The needs of the many outweigh the needs of the few.
— Mr. Spock, The Wrath of Khan, in his dying moments when dramatic platitudes outweigh the need for rational individualism.

Expropriation is a government's act of seizing property owned by a private party without that party's consent under the authority of a law, while paying compensation to the former owner. Any government has the right to seize such property, according to international law, if prompt and adequate compensation is given.
— The London Free Press
According to the London Free Press, Oxford County is attempting to expropriate land occupied by the Blandford Square Mall near Woodstock to assemble a serviced land parcel to entice a $600-million Toyota assembly plant, which may employ 1,500 to 2,000 people, to the area. But the owner is asking $16 million for the 40-hectare site, while the county has offered more than $2 million.
If the county attempts to expropriate the land, Chetti said he will fight the move in court — which will delay the assembly and threaten the area's chances of landing the assembly plant.
What are Oxford County's motives for suppressing the sanctity of private property and the speculative ambitions that help fuel the free market and provide benefits to citizens who enjoy an environment that protects them?

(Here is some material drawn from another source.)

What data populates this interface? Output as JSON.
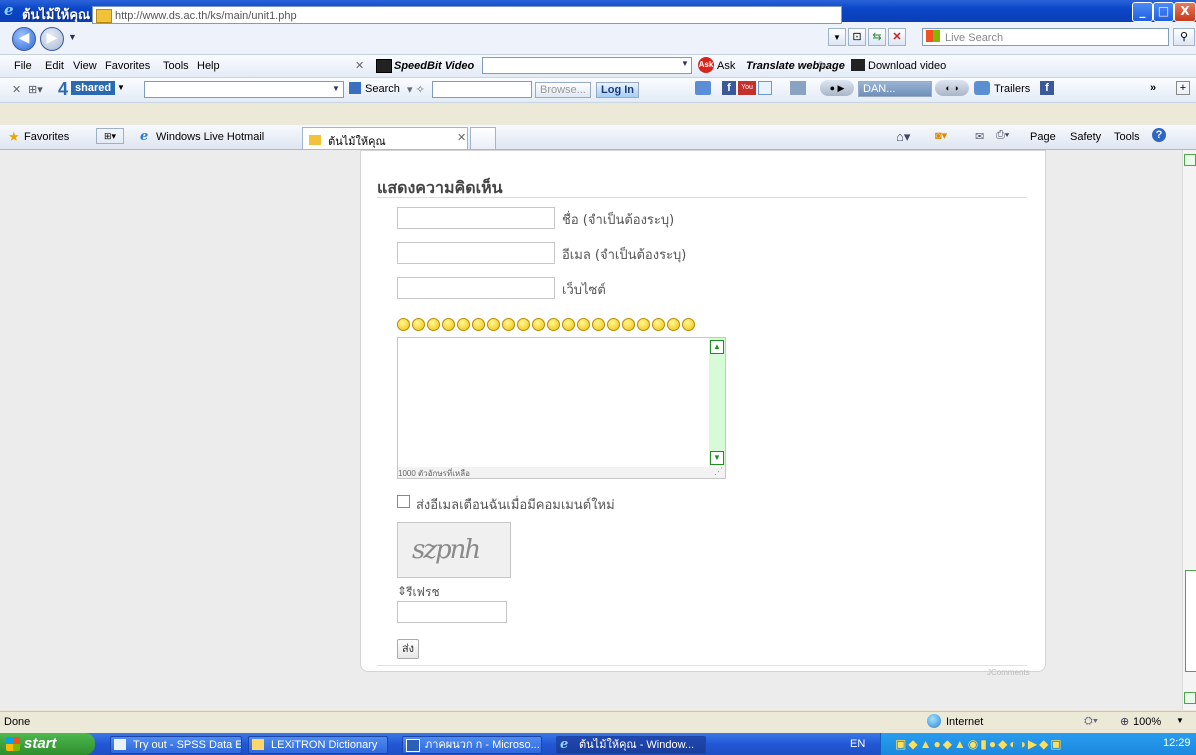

Increased property assessments and tax revenue? Only as an aside — the publicly stated reason is the public good, the 1500 to 2000 jobs that will be created.

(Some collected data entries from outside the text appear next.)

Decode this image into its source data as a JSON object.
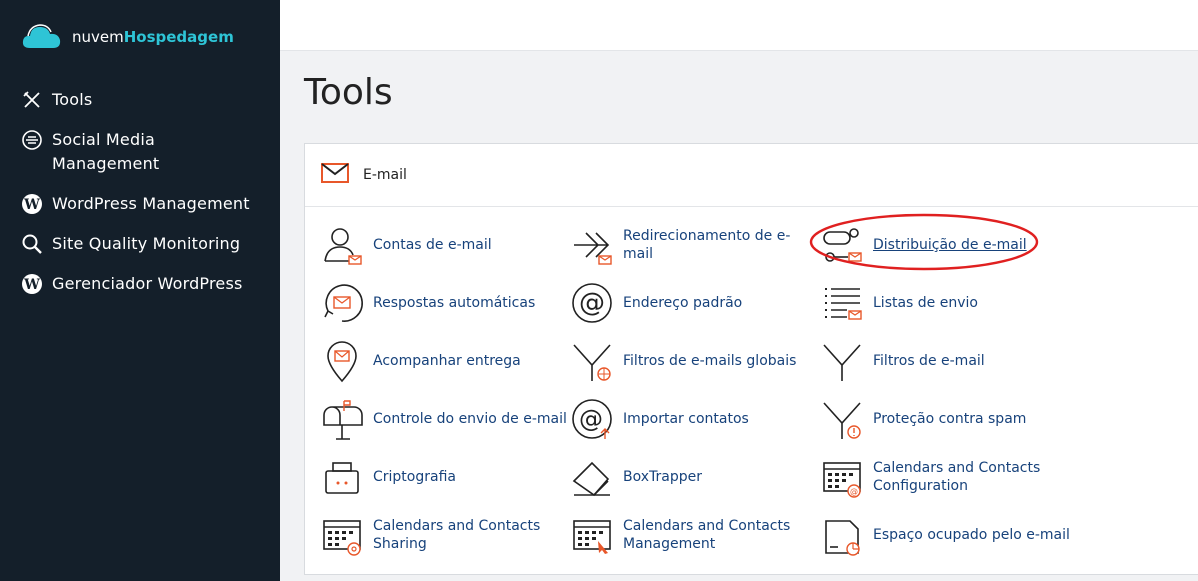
{
  "brand": {
    "prefix": "nuvem",
    "name": "Hospedagem",
    "accent": "#2ec4d6"
  },
  "sidebar": {
    "items": [
      {
        "label": "Tools",
        "icon": "tools-icon"
      },
      {
        "label": "Social Media Management",
        "icon": "social-media-icon"
      },
      {
        "label": "WordPress Management",
        "icon": "wordpress-icon"
      },
      {
        "label": "Site Quality Monitoring",
        "icon": "magnifier-icon"
      },
      {
        "label": "Gerenciador WordPress",
        "icon": "wordpress-icon"
      }
    ]
  },
  "page": {
    "title": "Tools"
  },
  "panel": {
    "title": "E-mail",
    "icon": "envelope-icon",
    "tools": [
      {
        "label": "Contas de e-mail",
        "icon": "email-accounts-icon"
      },
      {
        "label": "Redirecionamento de e-mail",
        "icon": "forwarders-icon"
      },
      {
        "label": "Distribuição de e-mail",
        "icon": "email-routing-icon"
      },
      {
        "label": "Respostas automáticas",
        "icon": "autoresponders-icon"
      },
      {
        "label": "Endereço padrão",
        "icon": "at-sign-icon"
      },
      {
        "label": "Listas de envio",
        "icon": "mailing-lists-icon"
      },
      {
        "label": "Acompanhar entrega",
        "icon": "track-delivery-icon"
      },
      {
        "label": "Filtros de e-mails globais",
        "icon": "global-filter-icon"
      },
      {
        "label": "Filtros de e-mail",
        "icon": "filter-icon"
      },
      {
        "label": "Controle do envio de e-mail",
        "icon": "mailbox-icon"
      },
      {
        "label": "Importar contatos",
        "icon": "import-contacts-icon"
      },
      {
        "label": "Proteção contra spam",
        "icon": "spam-protection-icon"
      },
      {
        "label": "Criptografia",
        "icon": "encryption-icon"
      },
      {
        "label": "BoxTrapper",
        "icon": "boxtrapper-icon"
      },
      {
        "label": "Calendars and Contacts Configuration",
        "icon": "calendar-config-icon"
      },
      {
        "label": "Calendars and Contacts Sharing",
        "icon": "calendar-sharing-icon"
      },
      {
        "label": "Calendars and Contacts Management",
        "icon": "calendar-management-icon"
      },
      {
        "label": "Espaço ocupado pelo e-mail",
        "icon": "disk-usage-icon"
      }
    ]
  },
  "colors": {
    "sidebar_bg": "#141f2a",
    "link": "#17427b",
    "accent_orange": "#e8572a",
    "highlight": "#e02020"
  }
}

So, what good will be accomplished by this substitution of undefinable and arbitrary public interests for the rational and objective interests of private property owners? An accommodation of theft and arbitrary government dictates, that's what, which surely affects those workers as much as it does everyone else. It's not as if Toyota isn't going to build a plant somewhere.


Publius said...

Yes, but you forgot the lessons of Star Trek III: The Search For Spock, whose entire plot, and concluding lines, were based on exactly the opposite premises. Also, as I am sure you are aware Spock transfered his conciousness over to Bones before he entered the chamber. The line can be interpreted both as a paen to collectivism and as a defense of individualism.

MapMaster said...

Dramatic license, that's all. It is most likely to be interpreted as a defense of individualism simply because Spock made the individual choice to sacrifice his life for others without being asked or compelled to. But it's still a crappy line.

gm said...

Normal rules do not apply in an emergency. It is perfectly acceptable to "sacrifice" your life in such a case. Remember he was also saving the crew in a time of war.

MapMaster said...

You people forget that Spock lived in a Vulcan society with mind-meld and various collectivist traditions like their ridiculous mating rituals. Maybe he's been slightly disinfected by contact with humans, I'll grant. Individualism is the beautiful gift of man's existential crisis.